A recent incident at SMHS Hospital captured this shift with painful clarity. A young doctor, fatigued yet determined to save a patient, faced the wrath of grief. After the patient’s death, a family member struck him. The slap was not just directed at one individual; it resonated across the medical community. For many doctors, it felt like an assault on the very ethos of their profession.

Fear Inside the Emergency Room

What was once a place of solemn duty has become a space shadowed by fear. Doctors now wonder, before even examining a patient, whether they will be blamed or attacked if the outcome is unfavourable. This fear is corrosive. It steals the clarity required for life-saving decisions. It casts doubt on actions motivated by care and professional commitment.

The role of a doctor is not confined to diagnosis or treatment. It extends to providing comfort when suffering deepens, strength when bodies weaken, and reassurance when families begin to unravel. These are the same doctors who go without food, forego sleep, and lose track of personal time. Not because they must, but because someone else’s emergency matters more than their own needs.

Yet now, they gather in silence outside hospitals, not in protest, but in quiet grief. Not from disease, but from disbelief. It is not the failing health of a patient that crushes them. It is the failing faith of the public.

Strain on the System

Hospitals across Jammu and Kashmir are struggling with overwhelming demand. Emergency wards see an unending stream of patients. Staff are stretched beyond capacity. Nurses and paramedics, like their physician counterparts, push their limits daily. They are not immune to exhaustion or emotion, but their dedication keeps them moving.

They do not ask for much. Not bonuses, not praise. Just respect and safety. These are not privileges; they are the bare minimum required for them to carry out their duties.

Grief, especially after a loss, is a force that can drown reason. It is understandable. But that sorrow, when directed as rage at those who attempted to help, only worsens the suffering. A doctor may not always succeed in saving a life, but rarely does one ever stop trying.

Bearing Witness to Suffering

The moments spent beside a patient in their final hours are some of the most intimate in a hospital. Doctors are there not only to resuscitate or diagnose but also to hold hands, to make dying less lonely. Nurses suppress their tears while tending to those of strangers. Paramedics risk their safety for a heartbeat they may never restore.

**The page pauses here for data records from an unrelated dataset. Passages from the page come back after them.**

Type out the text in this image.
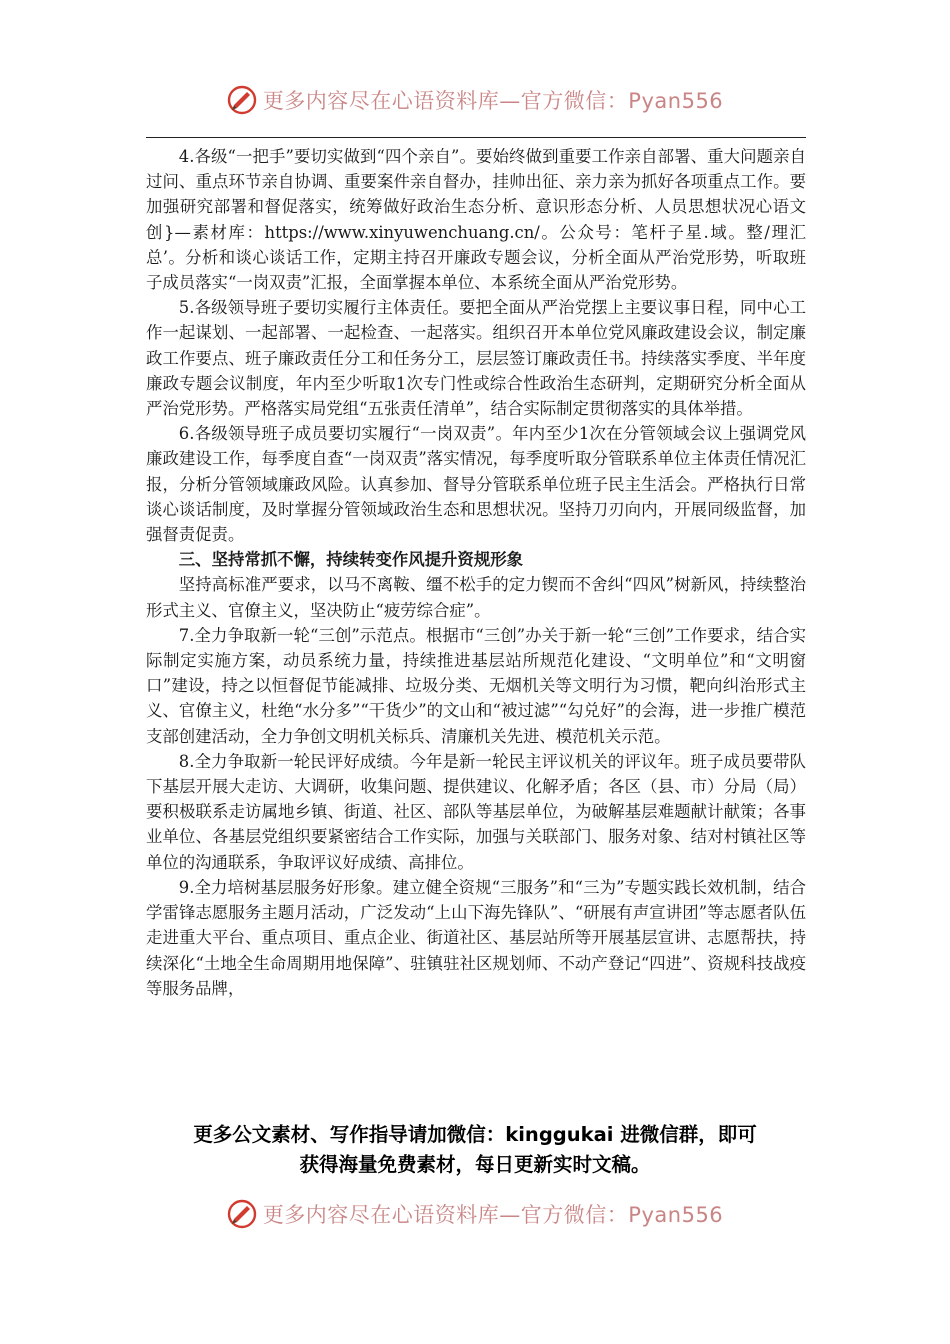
更多内容尽在心语资料库—官方微信：Pyan556

4.各级“一把手”要切实做到“四个亲自”。要始终做到重要工作亲自部署、重大问题亲自过问、重点环节亲自协调、重要案件亲自督办，挂帅出征、亲力亲为抓好各项重点工作。要加强研究部署和督促落实，统筹做好政治生态分析、意识形态分析、人员思想状况心语文创}—素材库：https://www.xinyuwenchuang.cn/。公众号：笔杆子星.域。整/理汇总’。分析和谈心谈话工作，定期主持召开廉政专题会议，分析全面从严治党形势，听取班子成员落实“一岗双责”汇报，全面掌握本单位、本系统全面从严治党形势。

5.各级领导班子要切实履行主体责任。要把全面从严治党摆上主要议事日程，同中心工作一起谋划、一起部署、一起检查、一起落实。组织召开本单位党风廉政建设会议，制定廉政工作要点、班子廉政责任分工和任务分工，层层签订廉政责任书。持续落实季度、半年度廉政专题会议制度，年内至少听取1次专门性或综合性政治生态研判，定期研究分析全面从严治党形势。严格落实局党组“五张责任清单”，结合实际制定贯彻落实的具体举措。

6.各级领导班子成员要切实履行“一岗双责”。年内至少1次在分管领域会议上强调党风廉政建设工作，每季度自查“一岗双责”落实情况，每季度听取分管联系单位主体责任情况汇报，分析分管领域廉政风险。认真参加、督导分管联系单位班子民主生活会。严格执行日常谈心谈话制度，及时掌握分管领域政治生态和思想状况。坚持刀刃向内，开展同级监督，加强督责促责。

三、坚持常抓不懈，持续转变作风提升资规形象

坚持高标准严要求，以马不离鞍、缰不松手的定力锲而不舍纠“四风”树新风，持续整治形式主义、官僚主义，坚决防止“疲劳综合症”。

7.全力争取新一轮“三创”示范点。根据市“三创”办关于新一轮“三创”工作要求，结合实际制定实施方案，动员系统力量，持续推进基层站所规范化建设、“文明单位”和“文明窗口”建设，持之以恒督促节能减排、垃圾分类、无烟机关等文明行为习惯，靶向纠治形式主义、官僚主义，杜绝“水分多”“干货少”的文山和“被过滤”“勾兑好”的会海，进一步推广模范支部创建活动，全力争创文明机关标兵、清廉机关先进、模范机关示范。

8.全力争取新一轮民评好成绩。今年是新一轮民主评议机关的评议年。班子成员要带队下基层开展大走访、大调研，收集问题、提供建议、化解矛盾；各区（县、市）分局（局）要积极联系走访属地乡镇、街道、社区、部队等基层单位，为破解基层难题献计献策；各事业单位、各基层党组织要紧密结合工作实际，加强与关联部门、服务对象、结对村镇社区等单位的沟通联系，争取评议好成绩、高排位。

9.全力培树基层服务好形象。建立健全资规“三服务”和“三为”专题实践长效机制，结合学雷锋志愿服务主题月活动，广泛发动“上山下海先锋队”、“研展有声宣讲团”等志愿者队伍走进重大平台、重点项目、重点企业、街道社区、基层站所等开展基层宣讲、志愿帮扶，持续深化“土地全生命周期用地保障”、驻镇驻社区规划师、不动产登记“四进”、资规科技战疫等服务品牌，

更多公文素材、写作指导请加微信：kinggukai 进微信群，即可
获得海量免费素材，每日更新实时文稿。
更多内容尽在心语资料库—官方微信：Pyan556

These actions often go unnoticed. But they matter. And when violence erupts in hospitals, it dishonours that silent commitment.

Doctors do not grieve loudly. Yet they feel every loss. Violence replaces compassion with fear, and trust with suspicion. It repels those we rely on when no one else can help. If left unchecked, it may lead to a future where fewer choose the calling at all.

A Plea for Compassion

There is a need to relearn how to respond to grief. Pain should draw people closer, not turn them against those who try to heal. The loss of a life is irreparable. But adding fear and blame to that loss serves no purpose. It makes a difficult job impossible.

We owe our doctors not just applause during a pandemic or tributes in crisis, but everyday decency. That means patience, trust, and space to work without fear. They are human, bound by limitations but driven by purpose. They cannot promise miracles, only effort.

A Call to Remember

To every doctor who has stayed behind after their shift to check one last pulse, to every nurse who has watched monitors while hiding her worry, and to every paramedic who has braved angry crowds and chaos for a chance at revival, this is for you. Your silence is seen. Your courage is known. And your pain is not yours alone.

When we next walk into a hospital, let us carry not just our ailments, but also our patience. Let us carry the hope of recovery, but also the grace to accept loss. And above all, let us carry the awareness that the simplest gestures, a nod, a thank you, a moment of restraint, can be more powerful than any medicine.

Sometimes, in the middle of despair, gentleness is the last form of healing left. Let us not take that away. Let the white coat breathe.

(The writer is a Staff Nurse at GMC Baramulla. Ideas are personal.)